NASA, Stanford Hacked by Software Scammers

Shady online salesmen offering cheap Adobe software have hacked into several Web pages belonging to NASA and Stanford University.

Armed with knockoff Adobe products, the hackers compromised pages on NASA's Jet Propulsion Laboratory website, technology site Computerworld reported. The online attack occurred just days before NASA's final launch of the shuttle Endeavor, scheduled for May 16.

The affected pages included barrages of "nonsense text" and interest-generating keywords, such as "Edit buy adobe premiere pro cs4 some callouts and balloons to make this time it took you and saved you a long time," Computerworld reported.

To help drive traffic to their rigged pages, the cyberscammers employed the effective tool of search engine poisoning, by which they tricked Google into ranking their manipulated pages at the top of its rankings.
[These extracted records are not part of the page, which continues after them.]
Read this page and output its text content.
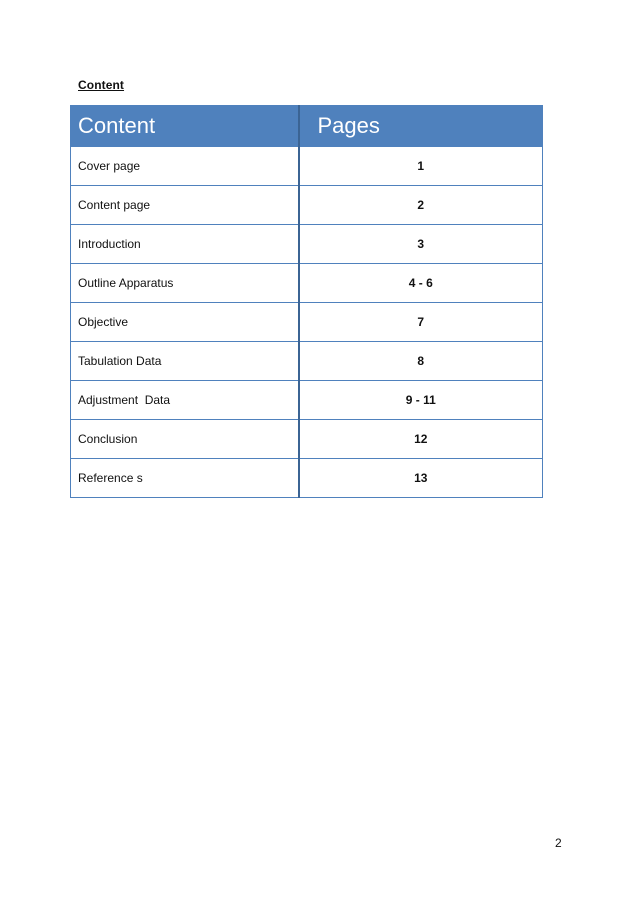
Content
Content	Pages
Cover page	1
Content page	2
Introduction	3
Outline Apparatus	4 - 6
Objective	7
Tabulation Data	8
Adjustment  Data	9 - 11
Conclusion	12
Reference s	13
2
With NASA's impending launch, the scammers certainly knew NASA's website would be generating lots of traffic, which, they hoped, would turn into lots of sales.

Virtually anytime there is an event of widespread significance, from the Japanese tsunami to Osama bin Laden's death, online scam artists are at the ready with an arsenal of clever tricks to fleece curious and unsuspecting Web users.

NASA's scrubbed its website yesterday (May 9), but Computerworld reports that the other targets of this cybersales pitch, which also included Web pages belonging to Syracuse and Northeastern Universities, still have not.

Calls to NASA, Stanford, Syracuse and Northeastern were not returned.